InvestorsHub Logo
icon url

Dan3

03/30/03 2:15 PM

#1624 RE: Elmer Phud #1623

Re: What this means is that the bandwidth claims of aHT is somewhat misleading.

LOL!! You must be thinking in the context of the Intel products you work with. What error rates have you been seeing in Intel chipset transfers that lead you to think a CRC check would materially impact the bandwidth, 5%? 20%?

A CRC error on an AMD mainboard, apparently in contrast to what you see in the Intel products you work with, would be a one in many trillion occurance (caused by an errant cosmic ray, for example). It would not impact the specified bandwidth.




icon url

Tenchu

03/30/03 3:09 PM

#1625 RE: Elmer Phud #1623

EP, <CRCs must be attached to the data packet and therefore always consume bandwidth even when there is no data corruption. Corrupted data must be retransmitted, further consuming bandwidth.>

First of all, data corruption really shouldn't happen all that often. Maybe once per week, and that's if you add up all of the servers in a cluster. That's why bandwidth is irrelevant when it comes to retransmitting data. The only thing with retransmission vs. error correction on-the-fly is that the transmitter must keep a sizable FIFO buffer of all its transmitted data until the receiver can send back a "CRC OK" packet.

Second, CRC typically has a higher ratio of data bits to check bits than ECC. The reason why CRC consumes bandwidth whereas ECC doesn't is because buses with ECC add extra data lines for the check bits.

And third, ECC doesn't make sense for a variable-width packet bus like HyperTransport. The reasons why get rather complicated, but suffice to say that CRC is enough.

Tenchu

P.S. - I see Dan has already used inaccuracies to correct yours. As usual. ;-)
icon url

UpNDown

03/30/03 8:24 PM

#1633 RE: Elmer Phud #1623

Elmer, re: ECC can correct an error

We have to keep the bus usages separate. aHT is used for general transfers, I assume you don't think we should be sending out ECC on all our video writes. cHT (coherent HT) is used for cache probes and memory transfers and it might be more useful to use ECC for those.
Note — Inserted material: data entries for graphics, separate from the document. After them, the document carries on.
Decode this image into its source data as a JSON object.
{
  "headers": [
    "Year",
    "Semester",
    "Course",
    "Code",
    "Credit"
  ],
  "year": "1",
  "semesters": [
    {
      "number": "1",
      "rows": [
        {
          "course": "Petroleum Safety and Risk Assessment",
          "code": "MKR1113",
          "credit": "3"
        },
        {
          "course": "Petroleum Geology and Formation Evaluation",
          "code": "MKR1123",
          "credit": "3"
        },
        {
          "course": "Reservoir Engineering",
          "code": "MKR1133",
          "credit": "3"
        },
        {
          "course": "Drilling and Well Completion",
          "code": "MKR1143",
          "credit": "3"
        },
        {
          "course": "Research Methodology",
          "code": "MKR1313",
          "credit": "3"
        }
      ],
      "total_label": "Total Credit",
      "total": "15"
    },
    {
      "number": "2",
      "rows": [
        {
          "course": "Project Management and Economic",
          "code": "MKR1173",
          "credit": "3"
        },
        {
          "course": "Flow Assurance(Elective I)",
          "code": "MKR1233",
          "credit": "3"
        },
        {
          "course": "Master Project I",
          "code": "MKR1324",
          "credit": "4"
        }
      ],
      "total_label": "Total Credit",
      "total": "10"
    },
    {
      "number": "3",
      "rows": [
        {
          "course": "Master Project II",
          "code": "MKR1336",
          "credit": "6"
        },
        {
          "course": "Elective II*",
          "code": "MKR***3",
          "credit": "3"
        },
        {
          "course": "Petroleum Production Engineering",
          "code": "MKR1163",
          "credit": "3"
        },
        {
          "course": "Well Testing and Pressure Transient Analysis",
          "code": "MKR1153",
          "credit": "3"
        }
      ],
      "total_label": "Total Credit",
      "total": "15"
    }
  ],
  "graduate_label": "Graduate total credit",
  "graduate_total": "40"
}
ECC can correct some errors if you're willing to accept that there hasn't been a burst of errors that appears falsely to be a single-bit error. CRC can detect a higher percentage of errors.

A mechanism for retransmitting the data is desireable whether using ECC or CRC. For memory reads, we use ECC because the memory is a stupid device and must reconstruct the data. If it can't, we still want to be able to figure out what it should have been. But all aHT transfers are between intelligent controllers, so there is no reason to go with ECC when a retransmit would be required anyway if the data could not be reconstructed with the ECC bits delivered. In other words, even if we had ECC coding for aHT or cHT transfers, we'd still want CRC and retransmit as well in case the ECC wasn't sufficient.

You say "On a shared bus ECC is in parallel with the data". I believe the ECC bits only get as far as the memory controller, they don't make it to the system bus (FSB). For Opteron, the ECC bits get to the on-chip memory controller. From then on, if the memory line must be transmitted to another Opteron, cHT is used. So real memory errors are corrected on-the-fly by the host Opteron. It's only when another CPU requests the data that the cHT is used.

The statement: "Corrupted data must be retransmitted, further consuming bandwidth" is just FUD. We're talking about something that might happen less than once a million, billion, who cares, transfers so any increase in required bandwidth would be infinitesimal.

Finally, we get to "CRCs must be attached to the data packet and therefore always consume bandwidth even when there is no data corruption." Yes, and I don't think anybody would want it any other way. For the bulk transfers -- disk blocks, data acquisition devices, etc. -- that are needed to saturate the aHT links the percentage overhead decreases as the size of blocks increases so the bandwidth effect is also minimal.

What might be interesting to discuss is the effect of waiting for a CRC check on a full cache-line transfer between processors. The Opteron can no longer use a "most needed data first" optimization and must wait for the whole cache line plus CRC to arrive. This will show up as an increase in memory latency when accessed from other Opterons.

[Edit: I see Tenchu has taken up the banner here.]